Nazi-Polizist Wagner schwer belastet

Jüdischer Augenzeuge im Nürnberger Nazi-Prozeß gegen den 82jährigen Wilhelm Wagner bezeugt, zwei Morde Wagners an Juden gesehen zu haben / Staatsanwalt ist sich „seiner Sache mittlerweile sicher“  ■  Aus Nürnberg Katrin Pfister

Die Beweislast im letzten Nürnberger Nazi-Prozeß gegen den 82jährigen Angeklagten Wilhelm Wagner hat sich weiter erhärtet.
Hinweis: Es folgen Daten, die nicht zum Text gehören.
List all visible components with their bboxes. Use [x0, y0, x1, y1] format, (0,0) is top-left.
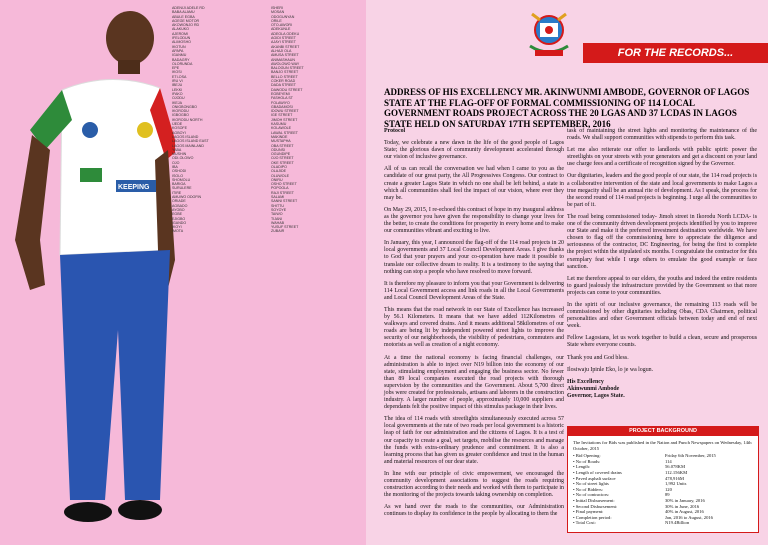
road-list-item: OSHO STREET: [271, 182, 297, 187]
road-list-item: ANIMASHAUN: [271, 57, 295, 62]
headline: ADDRESS OF HIS EXCELLENCY MR. AKINWUNMI AMBODE, GOVERNOR OF LAGOS STATE AT THE FLAG-OFF OF FORMAL COMMISSIONING OF 114 LOCAL GOVERNMENT ROADS PROJECT ACROSS THE 20 LGAS AND 37 LCDAS IN LAGOS STATE HELD ON SATURDAY 17TH SEPTEMBER, 2016: [384, 87, 750, 129]
paragraph: As we hand over the roads to the communities, our Administration continues to display its confidence in the people by allocating to them the: [384, 504, 564, 518]
road-list-item: KOSOFE: [172, 126, 187, 131]
project-row-label: • No of street lights: [573, 481, 609, 487]
project-row-value: 478,916M: [665, 475, 685, 481]
road-list-item: GBADAMOSI: [271, 104, 293, 109]
road-list-item: IDOWU STREET: [271, 109, 299, 114]
road-list-item: DAWODU STREET: [271, 87, 303, 92]
road-list-item: COKER ROAD: [271, 79, 296, 84]
road-list-item: IKORODU: [172, 109, 189, 114]
road-list-item: SHITTU: [271, 203, 284, 208]
road-list-item: AGIDI STREET: [271, 36, 296, 41]
road-list-item: ALAKUKO: [172, 27, 189, 32]
road-list-item: OLADIPO: [271, 164, 287, 169]
road-list-item: ORIADE: [172, 199, 186, 204]
road-list-item: LAWAL STREET: [271, 130, 298, 135]
signature-line: Akinwunmi Ambode: [567, 385, 620, 392]
road-list-item: FASHOLA ST: [271, 96, 293, 101]
project-background-title: PROJECT BACKGROUND: [568, 427, 758, 436]
road-list-item: SANNI STREET: [271, 199, 298, 204]
project-row-value: N19.4Billion: [665, 520, 690, 526]
road-list-item: OKE STREET: [271, 160, 294, 165]
road-list-item: ODUNSI: [271, 147, 285, 152]
road-list-item: WAHAB: [271, 220, 285, 225]
road-list-item: AJAYI STREET: [271, 40, 296, 45]
road-list-item: IGBOGBO: [172, 113, 189, 118]
road-list-item: DADA STREET: [271, 83, 296, 88]
road-list-item: IGE STREET: [271, 113, 293, 118]
road-list-item: LEKKI: [172, 87, 183, 92]
road-list-item: SHOMOLU: [172, 177, 191, 182]
road-list-item: ONIGBONGBO: [172, 104, 197, 109]
road-list-item: KOLAWOLE: [271, 126, 292, 131]
road-list-item: SURULERE: [172, 186, 192, 191]
road-list-item: SALAMI: [271, 195, 285, 200]
road-list-item: YABA: [172, 147, 182, 152]
road-list-item: IRU VI: [172, 79, 183, 84]
road-list-item: ADEOLA ODEKU: [271, 31, 300, 36]
road-list-item: OJO STREET: [271, 156, 294, 161]
road-list-item: LAGOS ISLAND: [172, 134, 199, 139]
road-list-item: AYOBO: [172, 207, 185, 212]
road-list-item: IKOYI: [172, 225, 182, 230]
project-row-value: 112.156KM: [665, 469, 688, 475]
road-list-item: IGANDO: [172, 220, 187, 225]
paragraph: Today, we celebrate a new dawn in the life of the good people of Lagos State; the glorious dawn of community development accelerated through our vision of inclusive governance.: [384, 140, 564, 161]
road-list-item: ONIRU: [271, 177, 283, 182]
road-list-item: AWOLOWO WAY: [271, 61, 300, 66]
road-list-item: ABULE EGBA: [172, 14, 195, 19]
paragraph: In the spirit of our inclusive governance, the remaining 113 roads will be commissioned by other dignitaries including Obas, CDA Chairmen, political personalities and other Government officials between today and end of next week.: [567, 301, 757, 330]
road-list-item: ISOLO: [172, 173, 183, 178]
lagos-crest-icon: [520, 6, 578, 64]
road-list-item: OJODU: [172, 96, 185, 101]
road-list-item: APAPA: [172, 48, 184, 53]
project-row-label: • Bid Opening:: [573, 453, 601, 459]
project-row-label: • Final payment:: [573, 509, 604, 515]
paragraph: In January, this year, I announced the flag-off of the 114 road projects in 20 local governments and 37 Local Council Development Areas. I give thanks to God that your prayers and your co-operation have made it possible to translate our collective dream to reality. It is a testimony to the saying that nothing can stop a people who have resolved to move forward.: [384, 240, 564, 275]
paragraph: At a time the national economy is facing financial challenges, our administration is able to inject over N19 billion into the economy of our state, stimulating employment and engaging the business sector. No fewer than 89 local companies executed the road projects with thorough supervision by the communities and the Government. About 5,700 direct jobs were created for professionals, artisans and laborers in the construction industry. A larger number of people, approximately 10,000 suppliers and dependants felt the positive impact of this stimulus package in their lives.: [384, 354, 564, 411]
road-list-item: TAIWO: [271, 212, 283, 217]
project-row-label: • Initial Disbursement:: [573, 497, 615, 503]
road-list-item: EGBEYEMI: [271, 91, 290, 96]
signature-line: His Excellency: [567, 378, 604, 385]
paragraph: Fellow Lagosians, let us work together to build a clean, secure and prosperous State where everyone counts.: [567, 335, 757, 349]
road-list-item: ADEKUNLE: [271, 27, 291, 32]
road-list-item: AJEROMI: [172, 31, 188, 36]
road-list-item: IFAKO: [172, 91, 183, 96]
project-row-value: 30% in January, 2016: [665, 497, 705, 503]
project-row-value: Jan, 2016 to August, 2016: [665, 514, 713, 520]
road-list-item: TIJANI: [271, 216, 282, 221]
project-row-label: • Completion period:: [573, 514, 612, 520]
project-row: [573, 520, 753, 526]
road-list-item: OGUNDIPE: [271, 152, 291, 157]
road-list-item: OLUWOLE: [271, 173, 289, 178]
road-list-item: FOLAWIYO: [271, 100, 290, 105]
road-list-item: OBA STREET: [271, 143, 294, 148]
project-row-value: 114: [665, 458, 672, 464]
road-list-item: ETI-OSA: [172, 74, 187, 79]
project-row-label: • Paved asphalt surface: [573, 475, 616, 481]
road-list-item: BELLO STREET: [271, 74, 298, 79]
road-list-item: MAKINDE: [271, 134, 288, 139]
project-row-label: • Length of covered drains: [573, 469, 622, 475]
road-list-item: MUSHIN: [172, 152, 187, 157]
project-row-value: 30% in June, 2016: [665, 503, 700, 509]
road-list-item: ISHERI: [271, 6, 283, 10]
road-list-item: BANJO STREET: [271, 70, 299, 75]
paragraph: The road being commissioned today- Jimoh street in Ikorodu North LCDA- is one of the community driven development projects identified by you to improve our State and make it the preferred investment destination worldwide. We have chosen to flag off the commissioning here to appreciate the diligence and seriousness of the contractor, DC Engineering, for being the first to complete the project within the stipulated six months. I congratulate the contractor for this exemplary feat while I urge others to emulate the good example or face sanction.: [567, 213, 757, 270]
road-list-item: IGANMU: [172, 53, 187, 58]
road-list-item: BADAGRY: [172, 57, 190, 62]
road-list-item: IKEJA: [172, 100, 182, 105]
road-list-item: ZUBAIR: [271, 229, 285, 234]
project-rows: [573, 453, 753, 526]
road-list-item: ORILE: [271, 18, 282, 23]
road-list-item: OSHODI: [172, 169, 187, 174]
road-list-item: MUSTAPHA: [271, 139, 291, 144]
project-row-value: 56.078KM: [665, 464, 686, 470]
project-row-label: • No of Bidders:: [573, 486, 604, 492]
road-list-item: OJO: [172, 160, 180, 165]
road-list-item: EPE: [172, 66, 180, 71]
road-list-item: ODOGUNYAN: [271, 14, 295, 19]
for-the-records-banner: FOR THE RECORDS...: [583, 43, 768, 63]
road-list-item: BABA ALAMU: [172, 10, 195, 15]
paragraph: It is therefore my pleasure to inform you that your Government is delivering 114 Local Government access and link roads in all the Local Governments and Local Council Development Areas of the State.: [384, 280, 564, 301]
road-list-item: AGBADO: [172, 203, 188, 208]
project-row-value: 40% in August, 2016: [665, 509, 704, 515]
project-row-value: Friday 6th November, 2015: [665, 453, 716, 459]
road-list-item: OLAJIDE: [271, 169, 286, 174]
road-list-item: AMUWO ODOFIN: [172, 195, 202, 200]
paragraph: This means that the road network in our State of Excellence has increased by 56.1 Kilometers. It means that we have added 112Kilometres of walkways and covered drains. And it means additional 58kilometres of our roads are being lit by independent powered street lights to improve the security of our neighborhoods, the visibility of pedestrians, commuters and motorists as well as creation of a night economy.: [384, 306, 564, 349]
governor-photo: [0, 0, 175, 545]
road-list-item: SOYOYE: [271, 207, 287, 212]
road-list-item: AKANBI STREET: [271, 44, 300, 49]
road-list-item: IJEDE: [172, 122, 183, 127]
shirt-text: KEEPING: [118, 184, 150, 191]
project-row-value: 120: [665, 486, 672, 492]
road-list-item: LAGOS ISLAND EAST: [172, 139, 209, 144]
paragraph: All of us can recall the conversation we had when I came to you as the candidate of our great party, the All Progressives Congress. Our contract to create a greater Lagos State in which no one shall be left behind, a state in which all communities shall feel the impact of our vision, where ever they may be.: [384, 166, 564, 201]
road-list-item: AKOWONJO RD: [172, 23, 200, 28]
road-list-item: JIMOH STREET: [271, 117, 298, 122]
paragraph: On May 29, 2015, I re-echoed this contract of hope in my inaugural address as the governor you have given the responsibility to change your lives for the better, to create the conditions for prosperity in every home and to make our communities vibrant and exciting to live.: [384, 206, 564, 235]
road-list-item: ODI-OLOWO: [172, 156, 194, 161]
road-list-item: LAGOS MAINLAND: [172, 143, 204, 148]
road-list-item: OLORUNDA: [172, 61, 193, 66]
project-row-label: • Second Disbursement:: [573, 503, 618, 509]
road-list-item: BALOGUN STREET: [271, 66, 304, 71]
road-list-item: IBA: [172, 164, 178, 169]
project-row-label: • Total Cost:: [573, 520, 596, 526]
address-column-2: [567, 128, 757, 400]
project-row-label: • No of contractors:: [573, 492, 610, 498]
project-row-value: 1,992 Units: [665, 481, 687, 487]
road-list-item: EJIGBO: [172, 216, 186, 221]
road-list-item: ALIMOSHO: [172, 40, 191, 45]
paragraph: Thank you and God bless.: [567, 354, 629, 361]
project-row-value: 89: [665, 492, 670, 498]
project-background-box: [567, 426, 759, 533]
paragraph: task of maintaining the street lights and monitoring the maintenance of the roads. We shall support communities with stipends to perform this task.: [567, 128, 757, 142]
road-list-item: ITIRE: [172, 190, 182, 195]
road-list-item: IKOSI: [172, 70, 182, 75]
road-list-item: ALHAJI OLA: [271, 48, 292, 53]
project-row-label: • No of Roads:: [573, 458, 601, 464]
paragraph: In line with our principle of civic empowerment, we encouraged the community development associations to suggest the roads requiring construction according to their needs and worked with them to participate in the monitoring of the projects towards taking ownership on completion.: [384, 470, 564, 499]
road-list-item: ADENIJI ADELE RD: [172, 6, 205, 10]
project-row-label: • Length:: [573, 464, 591, 470]
paragraph: Let me also reiterate our offer to landlords with public spirit: power the streetlights on your streets with your generators and get a discount on your land use charge fees and a certificate of recognition signed by the Governor.: [567, 147, 757, 168]
signature-line: Governor, Lagos State.: [567, 392, 625, 399]
road-list-item: RAJI STREET: [271, 190, 294, 195]
project-background-body: [568, 436, 758, 530]
road-list-item: POPOOLA: [271, 186, 289, 191]
road-list-item: YUSUF STREET: [271, 225, 299, 230]
road-list-item: KASUMU: [271, 122, 287, 127]
address-column-1: [384, 128, 564, 524]
paragraph: The idea of 114 roads with streetlights simultaneously executed across 57 local governments at the rate of two roads per local government is a historic leap of faith for our administration and the citizens of Lagos. It is a test of our capacity to create a goal, set targets, mobilise the resources and manage the funds with extra-ordinary prudence and commitment. It is also a learning process that has given us greater confidence and trust in the human and material resources of our dear state.: [384, 416, 564, 465]
road-list-item: EGBE: [172, 212, 182, 217]
road-list-item: IBEJU: [172, 83, 183, 88]
paragraph: Our dignitaries, leaders and the good people of our state, the 114 road projects is a collaborative intervention of the state and local governments to make Lagos a true megacity shall be an annual rite of development. As I speak, the process for the second round of 114 road projects is beginning. I urge all the communities to be part of it.: [567, 173, 757, 208]
road-list-item: AGBOYI: [172, 130, 186, 135]
project-intro: The Invitations for Bids was published in the Nation and Punch Newspapers on Wednesday, 14th October, 2015: [573, 440, 752, 451]
road-list-item: BARIGA: [172, 182, 186, 187]
road-list-item: MOSAN: [271, 10, 285, 15]
road-list-item: IFELODUN: [172, 36, 191, 41]
paragraph: Let me therefore appeal to our elders, the youths and indeed the entire residents to guard jealously the infrastructure provided by the Government so that more projects can come to your communities.: [567, 275, 757, 296]
road-list-item: AGEGE MOTOR: [172, 18, 200, 23]
road-list-item: IMOTA: [172, 229, 184, 234]
road-list: [172, 6, 364, 542]
road-list-item: IKOTUN: [172, 44, 186, 49]
road-list-item: AMUSA STREET: [271, 53, 299, 58]
paragraph: Ilosiwaju Ipinle Eko, lo je wa logun.: [567, 366, 654, 373]
road-list-item: OTO-AWORI: [271, 23, 292, 28]
road-list-item: IKORODU NORTH: [172, 117, 203, 122]
paragraph: Protocol: [384, 128, 406, 134]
Die Aussagen eines jüdischen Augenzeugen haben den ehemaligen Nazi-Polizisten so schwer belastet, daß sich Staatsanwalt Schwalm „seiner Sache mittlerweile sicher ist“. Er wirft Wagner zweifachen Mord sowie einen Mordversuch vor, die er im August 1942 an polnischen Juden begangen haben soll. 26 weitere Mordanklagen ließ die Staatsanwaltschaft bereits im Vorfeld der Verhandlung fallen.
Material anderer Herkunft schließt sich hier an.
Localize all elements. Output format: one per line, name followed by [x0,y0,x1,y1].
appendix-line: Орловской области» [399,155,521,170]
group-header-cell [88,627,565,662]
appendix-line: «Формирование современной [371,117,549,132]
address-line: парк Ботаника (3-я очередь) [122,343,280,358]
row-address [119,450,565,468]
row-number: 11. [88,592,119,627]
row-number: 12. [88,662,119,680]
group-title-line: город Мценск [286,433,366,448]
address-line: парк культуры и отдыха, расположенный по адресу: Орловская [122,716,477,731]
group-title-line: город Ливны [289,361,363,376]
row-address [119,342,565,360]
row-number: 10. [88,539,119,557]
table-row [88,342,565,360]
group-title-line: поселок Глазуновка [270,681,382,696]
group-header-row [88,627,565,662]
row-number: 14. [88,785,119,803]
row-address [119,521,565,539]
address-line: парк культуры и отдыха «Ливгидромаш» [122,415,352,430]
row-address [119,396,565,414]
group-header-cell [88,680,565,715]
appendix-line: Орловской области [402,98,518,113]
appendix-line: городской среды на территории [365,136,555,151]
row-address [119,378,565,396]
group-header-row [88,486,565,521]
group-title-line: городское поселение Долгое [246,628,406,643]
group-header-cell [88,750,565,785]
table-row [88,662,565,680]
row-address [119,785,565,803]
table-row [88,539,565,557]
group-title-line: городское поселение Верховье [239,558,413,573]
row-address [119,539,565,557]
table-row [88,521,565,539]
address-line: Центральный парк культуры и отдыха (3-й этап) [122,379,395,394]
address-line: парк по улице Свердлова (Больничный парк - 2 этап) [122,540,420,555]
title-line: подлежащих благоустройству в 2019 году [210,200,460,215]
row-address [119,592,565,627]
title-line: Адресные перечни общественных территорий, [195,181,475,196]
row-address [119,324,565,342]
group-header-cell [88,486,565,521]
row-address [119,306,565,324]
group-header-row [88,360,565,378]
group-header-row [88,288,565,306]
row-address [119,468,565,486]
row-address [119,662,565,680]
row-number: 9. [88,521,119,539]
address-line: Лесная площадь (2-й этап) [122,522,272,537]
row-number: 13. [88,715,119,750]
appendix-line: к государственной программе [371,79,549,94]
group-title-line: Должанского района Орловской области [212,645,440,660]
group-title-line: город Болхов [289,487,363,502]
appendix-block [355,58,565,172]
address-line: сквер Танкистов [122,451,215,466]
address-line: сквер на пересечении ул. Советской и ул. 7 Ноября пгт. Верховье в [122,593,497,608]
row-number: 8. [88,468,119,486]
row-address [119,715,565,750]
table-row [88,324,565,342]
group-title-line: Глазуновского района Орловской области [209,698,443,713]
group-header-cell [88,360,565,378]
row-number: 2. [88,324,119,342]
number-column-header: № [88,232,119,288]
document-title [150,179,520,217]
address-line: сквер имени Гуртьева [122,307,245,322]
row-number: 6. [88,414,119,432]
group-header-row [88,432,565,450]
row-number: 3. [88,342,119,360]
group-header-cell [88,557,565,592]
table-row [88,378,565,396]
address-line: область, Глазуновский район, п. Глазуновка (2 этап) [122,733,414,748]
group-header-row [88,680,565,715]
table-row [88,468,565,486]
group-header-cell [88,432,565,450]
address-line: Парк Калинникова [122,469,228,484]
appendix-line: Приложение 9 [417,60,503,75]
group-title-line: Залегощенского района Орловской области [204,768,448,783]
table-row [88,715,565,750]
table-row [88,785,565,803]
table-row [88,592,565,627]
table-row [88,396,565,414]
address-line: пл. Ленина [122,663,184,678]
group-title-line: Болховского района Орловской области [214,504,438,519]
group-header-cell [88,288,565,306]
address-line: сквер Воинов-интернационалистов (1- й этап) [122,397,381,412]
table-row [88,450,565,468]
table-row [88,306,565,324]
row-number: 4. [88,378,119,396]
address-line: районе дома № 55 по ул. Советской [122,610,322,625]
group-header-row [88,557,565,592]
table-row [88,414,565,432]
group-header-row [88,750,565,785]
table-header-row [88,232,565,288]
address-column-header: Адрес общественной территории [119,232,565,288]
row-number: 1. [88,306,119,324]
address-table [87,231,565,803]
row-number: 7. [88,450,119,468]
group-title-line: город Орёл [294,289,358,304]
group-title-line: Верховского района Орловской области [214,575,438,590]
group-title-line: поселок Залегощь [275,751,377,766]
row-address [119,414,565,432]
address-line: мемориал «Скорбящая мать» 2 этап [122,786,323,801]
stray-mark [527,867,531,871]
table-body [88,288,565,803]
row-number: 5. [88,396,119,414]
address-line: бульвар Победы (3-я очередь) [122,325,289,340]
Die zweitägige Einvernahme des Zeugen Max Milner, der am Donnerstag aus Tel Aviv angereist kam, endete gestern mit der Vereidigung des Zeugen. Begonnen hatte sie mit einer Taktlosigkeit des Verhandlungsleiters. Richter Manger schlug dem schwerhörigen Angeklagten vor, direkt neben dem Zeugen Platz zu nehmen. Ein Ansinnen, das Milner prompt zurückwies: „Neben diesem Mann möchte ich nicht sitzen.“ Zu gut kann er sich an die „Aussiedlungsaktion“ erinnern, mit der seine Heimatstadt Wieliczka „judenrein“ gemacht werden sollte und an der der ehemalige Polizist Wagner aktiv beteiligt war.

Am 27. oder 28. August 1942 erging an alle Juden der Befehl, sich am Bahnhof einzufinden. Dort, so Milner, seien die alten und kranken Juden selektiert worden, die man sofort im nahegelegenen Wald erschossen habe. Andere wurden ins Vernichtungslager Belcek transportiert. Wagner habe während dieser Aktion am Bahnhof gestanden und bestimmt, „die rechts, die links, die nach vorn“. Er selbst sei als arbeitsfähig eingestuft und verpflichtet worden, die Habseligkeiten aus den Häusern der deportierten Juden zusammenzutragen. Dabei habe er auch gesehen, wie der Angeklagte den bettlägrigen Uhrmacher Sobel erschossen habe.

Auch den Mord an einer älteren Jüdin, der Wagner zur Last gelegt wird, kann Milner bezeugen: „Ich habe mit eigenen Augen gesehen, wie Wagner geschossen hat“, erinnert sich der Zeuge, der damals 16 Jahre alt war. Den Angeklagten beschreibt er als einen Mann, „vor dem sich alle gefürchtet haben“.

Gerichtsprotokolle aus früheren Vernehmungen - gegen Wagner wird seit 22 Jahren ermittelt - bestätigen die Aussagen des Zeugen, die sich der Angeklagte am Donnerstag noch völlig ungerührt angehört hatte. Das erste Mal zeigte Wagner Anzeichen von Unruhe, als das Gericht erkennen ließ, daß es nicht an der Glaubwürdigkeit des Zeugen zweifelt. Die Versuche des Pflichtverteidigers Schußmann, in unwesentlichen Details Differenzen zu früheren Aussagen zu bemühen, wurden vom Vorsitzenden Manger schließlich als „völlig unwesentlich“ vom Tisch gewischt.

Wagner selbst, der während der gestrigen Verhandlung permanent den Blickkontakt zu seiner Tochter im Zuschauerraum suchte, nennt die Aussagen des Augenzeugen „von A bis Z erlogen“.

Richter Manger scheint das anders zu sehen. Die Beweisaufnahme wird am kommenden Mittwoch, dem 12.Oktober, abgeschlossen. Für diesen Termin erwartet das Gericht noch einen weiteren Zeugen aus Israel.